I have a few thoughts, if you will indulge me.

Although analyzing what happens on both paths in terms of the overall narrative is fair it feels a bit like meta-gaming. I mean this is the sense that each arc is separate, and cannot be experienced simultaneously. Which, to me, leaves space to tell different, independent stories on each route. Rejecting the Ritual can absolutely be a story about breaking the cycle of abuse, and that can be accomplished regardless of what happens in the alternate timeline. I don’t think they necessarily need to be perfectly complementary. If anything, this being a video game and not a novel I think there is space for this ‘choose your own adventure’ style of narrative divergence. Which is to say, I don’t feel that having happy Tav on an Ascension path lessens the story being told on a completely separate branch.

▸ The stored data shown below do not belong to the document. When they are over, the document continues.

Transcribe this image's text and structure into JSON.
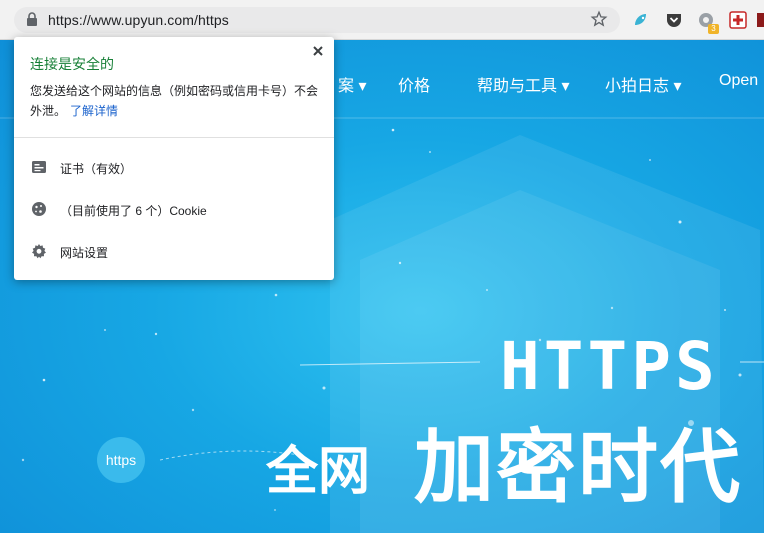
{
  "browser": {
    "url": "https://www.upyun.com/https",
    "extension_badge": "3"
  },
  "nav": {
    "items": [
      "案 ▾",
      "价格",
      "帮助与工具 ▾",
      "小拍日志 ▾",
      "Open"
    ]
  },
  "hero": {
    "title_en": "HTTPS",
    "title_cn_small": "全网",
    "title_cn_large": "加密时代",
    "bubble": "https"
  },
  "popup": {
    "title": "连接是安全的",
    "description": "您发送给这个网站的信息（例如密码或信用卡号）不会外泄。",
    "link": "了解详情",
    "rows": [
      {
        "label": "证书（有效）",
        "icon": "certificate-icon"
      },
      {
        "label": "（目前使用了 6 个）Cookie",
        "icon": "cookie-icon"
      },
      {
        "label": "网站设置",
        "icon": "gear-icon"
      }
    ]
  },
  "colors": {
    "secure_green": "#188038",
    "link_blue": "#1a62cc",
    "hero_blue": "#1ba6e3"
  }
}
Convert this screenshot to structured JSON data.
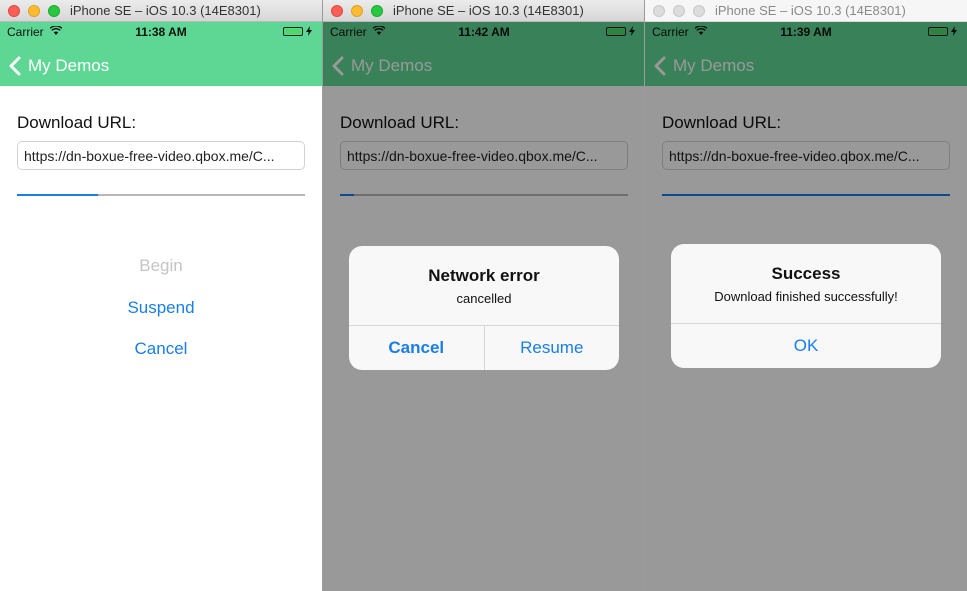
{
  "windows": [
    {
      "title": "iPhone SE – iOS 10.3 (14E8301)",
      "status": {
        "carrier": "Carrier",
        "time": "11:38 AM"
      },
      "nav": {
        "back_label": "My Demos",
        "color": "#5ed795"
      },
      "content": {
        "label": "Download URL:",
        "url": "https://dn-boxue-free-video.qbox.me/C...",
        "progress": 0.28,
        "buttons": {
          "begin": "Begin",
          "suspend": "Suspend",
          "cancel": "Cancel"
        }
      }
    },
    {
      "title": "iPhone SE – iOS 10.3 (14E8301)",
      "status": {
        "carrier": "Carrier",
        "time": "11:42 AM"
      },
      "nav": {
        "back_label": "My Demos"
      },
      "content": {
        "label": "Download URL:",
        "url": "https://dn-boxue-free-video.qbox.me/C...",
        "progress": 0.05
      },
      "alert": {
        "title": "Network error",
        "message": "cancelled",
        "cancel_label": "Cancel",
        "resume_label": "Resume"
      }
    },
    {
      "title": "iPhone SE – iOS 10.3 (14E8301)",
      "status": {
        "carrier": "Carrier",
        "time": "11:39 AM"
      },
      "nav": {
        "back_label": "My Demos"
      },
      "content": {
        "label": "Download URL:",
        "url": "https://dn-boxue-free-video.qbox.me/C...",
        "progress": 1.0
      },
      "alert": {
        "title": "Success",
        "message": "Download finished successfully!",
        "ok_label": "OK"
      }
    }
  ],
  "colors": {
    "accent": "#1a7ee8",
    "nav": "#5ed795",
    "battery": "#4cd964"
  },
  "icons": [
    "wifi-icon",
    "battery-icon",
    "charging-bolt-icon",
    "back-chevron-icon"
  ]
}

I think the fact that AA becomes something other than a Vampire Lord has some bearing on whether he is destined to repeat the cycle of abuse. Larian left the question of what it means to be a living vampire very open. While it could mean he’s destined to go on as those before him, I’d say it’s equally plausible that he won’t. If what drove Cazador to madness and sadism was centuries of being tormented by his vampiric banes (thirst, etc) then there’s no reason to think AA will mirror him in this since he’s free of those downsides. AA is just not cursed with vampirism in the same way as his predecessors.